Individuals and families are experiencing great challenges resulting from the COVID-19 pandemic. Separation from colleagues, neighbors, friends, and family while sheltering in place or social distancing has created both emotional and psychological turmoil. One of the greatest challenges, however, is losing a loved one. Although it is never easy to lose a loved one, not being able to be there physically due to COVID-19 restrictions makes it even more difficult.

According to the Centers for Disease Control and Prevention, thousands of people have died as a result of COVID-19. While loss is a natural part of life, losing someone unexpectedly can cause intense grief and trigger feelings of sadness, anger, denial, and confusion. That’s why knowing how to cope with loss is important.

The following are strategies that can be used to cope with loss.

Acknowledge Your feelings

It is natural to feel sadness, anger, fear, confusion, and disbelief at the loss of a loved one. Don’t try to mask, avoid, or stifle your feelings. Acknowledging how you feel will help you deal with loss.

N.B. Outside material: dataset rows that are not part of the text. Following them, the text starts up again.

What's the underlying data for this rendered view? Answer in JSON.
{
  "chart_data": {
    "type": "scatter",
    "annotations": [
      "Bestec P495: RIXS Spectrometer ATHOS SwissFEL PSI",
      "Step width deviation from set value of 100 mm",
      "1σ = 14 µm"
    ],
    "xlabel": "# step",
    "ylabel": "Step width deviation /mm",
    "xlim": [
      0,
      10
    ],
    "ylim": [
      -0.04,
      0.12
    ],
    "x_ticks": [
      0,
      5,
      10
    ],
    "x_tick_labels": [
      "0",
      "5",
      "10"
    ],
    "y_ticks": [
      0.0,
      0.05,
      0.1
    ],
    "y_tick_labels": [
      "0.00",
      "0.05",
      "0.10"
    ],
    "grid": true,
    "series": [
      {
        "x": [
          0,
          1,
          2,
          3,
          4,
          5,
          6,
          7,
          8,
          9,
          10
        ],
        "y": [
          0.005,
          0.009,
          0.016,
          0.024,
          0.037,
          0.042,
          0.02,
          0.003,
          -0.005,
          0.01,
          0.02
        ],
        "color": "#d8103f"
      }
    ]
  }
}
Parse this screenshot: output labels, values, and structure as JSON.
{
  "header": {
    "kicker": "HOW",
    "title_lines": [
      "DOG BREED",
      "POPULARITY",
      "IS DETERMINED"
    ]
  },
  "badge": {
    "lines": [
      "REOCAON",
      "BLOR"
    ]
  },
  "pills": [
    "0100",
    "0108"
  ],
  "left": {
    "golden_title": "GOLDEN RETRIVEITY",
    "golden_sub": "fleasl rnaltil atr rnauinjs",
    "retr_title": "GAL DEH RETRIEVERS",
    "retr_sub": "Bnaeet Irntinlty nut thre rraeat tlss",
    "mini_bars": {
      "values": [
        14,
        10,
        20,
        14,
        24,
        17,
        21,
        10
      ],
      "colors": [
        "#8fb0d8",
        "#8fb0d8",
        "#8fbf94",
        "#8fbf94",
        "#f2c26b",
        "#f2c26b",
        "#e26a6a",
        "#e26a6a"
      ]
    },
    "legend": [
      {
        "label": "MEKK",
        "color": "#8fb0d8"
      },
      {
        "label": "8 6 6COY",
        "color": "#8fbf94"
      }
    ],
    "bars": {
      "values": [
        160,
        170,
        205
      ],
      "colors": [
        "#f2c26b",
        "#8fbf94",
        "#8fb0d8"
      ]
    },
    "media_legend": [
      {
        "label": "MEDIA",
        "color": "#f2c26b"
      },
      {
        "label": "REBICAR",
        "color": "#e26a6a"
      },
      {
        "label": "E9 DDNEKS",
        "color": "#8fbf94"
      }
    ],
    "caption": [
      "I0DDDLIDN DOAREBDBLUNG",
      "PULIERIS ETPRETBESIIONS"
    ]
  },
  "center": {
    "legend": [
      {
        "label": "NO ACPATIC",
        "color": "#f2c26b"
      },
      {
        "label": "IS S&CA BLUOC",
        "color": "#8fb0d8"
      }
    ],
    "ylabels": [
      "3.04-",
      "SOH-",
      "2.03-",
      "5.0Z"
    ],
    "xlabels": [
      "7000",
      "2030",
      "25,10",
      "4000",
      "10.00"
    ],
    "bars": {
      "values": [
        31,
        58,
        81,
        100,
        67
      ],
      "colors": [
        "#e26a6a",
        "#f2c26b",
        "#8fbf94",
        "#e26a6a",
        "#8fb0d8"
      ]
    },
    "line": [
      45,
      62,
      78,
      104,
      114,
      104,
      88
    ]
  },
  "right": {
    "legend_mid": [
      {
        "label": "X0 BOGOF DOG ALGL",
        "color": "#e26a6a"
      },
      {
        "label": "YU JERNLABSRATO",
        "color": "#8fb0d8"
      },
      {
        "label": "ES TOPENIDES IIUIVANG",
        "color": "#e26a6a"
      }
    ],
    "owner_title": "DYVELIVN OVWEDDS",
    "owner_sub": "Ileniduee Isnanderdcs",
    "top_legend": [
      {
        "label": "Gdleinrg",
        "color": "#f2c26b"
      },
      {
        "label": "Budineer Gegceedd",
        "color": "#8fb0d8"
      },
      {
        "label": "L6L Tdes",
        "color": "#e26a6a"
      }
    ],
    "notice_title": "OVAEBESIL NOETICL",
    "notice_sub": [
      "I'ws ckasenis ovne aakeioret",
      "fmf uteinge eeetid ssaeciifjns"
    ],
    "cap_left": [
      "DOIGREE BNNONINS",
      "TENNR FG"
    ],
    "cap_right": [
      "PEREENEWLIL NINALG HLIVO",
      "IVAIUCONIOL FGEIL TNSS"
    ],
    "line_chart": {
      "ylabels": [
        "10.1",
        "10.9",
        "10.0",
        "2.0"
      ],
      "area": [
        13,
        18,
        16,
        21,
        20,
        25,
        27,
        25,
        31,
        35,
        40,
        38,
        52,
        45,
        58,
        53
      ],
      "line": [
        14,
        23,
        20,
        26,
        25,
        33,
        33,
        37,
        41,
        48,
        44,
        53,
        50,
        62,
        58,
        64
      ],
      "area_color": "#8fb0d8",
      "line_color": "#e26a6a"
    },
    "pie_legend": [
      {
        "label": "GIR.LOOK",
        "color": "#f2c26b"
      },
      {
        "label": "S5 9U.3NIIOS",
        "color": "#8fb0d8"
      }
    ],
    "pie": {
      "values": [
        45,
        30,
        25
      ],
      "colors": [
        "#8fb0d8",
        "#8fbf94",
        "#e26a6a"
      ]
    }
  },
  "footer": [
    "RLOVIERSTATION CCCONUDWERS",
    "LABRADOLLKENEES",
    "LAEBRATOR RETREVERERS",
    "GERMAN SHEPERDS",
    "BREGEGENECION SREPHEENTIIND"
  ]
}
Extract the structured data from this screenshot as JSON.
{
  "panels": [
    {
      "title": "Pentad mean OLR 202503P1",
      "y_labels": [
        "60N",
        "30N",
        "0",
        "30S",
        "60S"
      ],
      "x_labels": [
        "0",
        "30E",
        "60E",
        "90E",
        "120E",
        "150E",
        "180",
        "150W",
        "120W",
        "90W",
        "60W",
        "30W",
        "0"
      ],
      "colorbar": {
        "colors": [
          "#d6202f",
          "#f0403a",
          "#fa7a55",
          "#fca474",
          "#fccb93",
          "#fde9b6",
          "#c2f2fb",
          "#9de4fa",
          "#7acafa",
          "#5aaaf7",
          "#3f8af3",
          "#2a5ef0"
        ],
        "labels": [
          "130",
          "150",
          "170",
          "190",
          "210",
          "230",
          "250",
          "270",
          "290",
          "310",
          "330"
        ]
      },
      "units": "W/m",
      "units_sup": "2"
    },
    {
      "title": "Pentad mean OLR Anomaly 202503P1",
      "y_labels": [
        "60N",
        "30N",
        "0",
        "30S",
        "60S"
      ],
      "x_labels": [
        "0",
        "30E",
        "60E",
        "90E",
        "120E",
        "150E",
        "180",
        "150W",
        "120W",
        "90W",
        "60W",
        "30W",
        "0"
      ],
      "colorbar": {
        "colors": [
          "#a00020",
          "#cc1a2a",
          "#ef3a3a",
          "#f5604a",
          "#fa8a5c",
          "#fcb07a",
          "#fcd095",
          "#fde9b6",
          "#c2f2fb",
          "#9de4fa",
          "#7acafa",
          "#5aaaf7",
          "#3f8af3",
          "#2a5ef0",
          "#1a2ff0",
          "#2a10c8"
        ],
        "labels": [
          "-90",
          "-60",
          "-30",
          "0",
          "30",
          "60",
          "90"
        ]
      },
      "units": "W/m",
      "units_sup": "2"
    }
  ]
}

Express your feelings to others. Talk with friends and family members about how you are feeling. Also, express everything you feel in writing or through another creative project. These suggestions can lead to healing and help prevent depression.

Take Care of Yourself

As you grieve the loss of a loved one, don’t forget about your physical health. Be sure to eat right, get enough sleep, and drink plenty of water. By maintaining a healthy lifestyle, you will have more energy, less stress, and better coping skills. Also, avoid the use of alcohol and drugs.

Reach Out to Others

Loss can cause you to withdraw from family, friends, and the things you love to do. Don’t pull away from the people who care about you. Allow them to help you.

Don’t be afraid to seek professional help if needed. Talk to a mental health professional when your grief is overwhelming. You can also join a support group. It can help to hear others, not just family or friends, with similar experiences. Reaching out to others can also improve your psychological well-being.

Be Patient with Yourself

The reality is that it takes time to grieve the loss of a loved one. For some, it may take months, and for others, it may take longer. Be patient with yourself as you work through your loss. Keep in mind that accepting the loss of a loved one does not mean forgetting them. Although living life may seem impossible, you will not feel this way forever.

Get Back into the Routine of Things

Although it may be difficult, make attempts to do activities you enjoy such as bowling, sewing, and gardening. Maintaining hobbies and interests will help take your mind off your loss. Plan activities around the time when you are most likely to remember your loved one.

Prepare for Grief Reminders

Smells, sounds, and occasions will trigger grief. This is normal and part of the healing process. Knowing specific grief triggers will help you to cope. When this happens, don’t focus on the loss. Instead, try focusing on happy memories you shared with your loved one.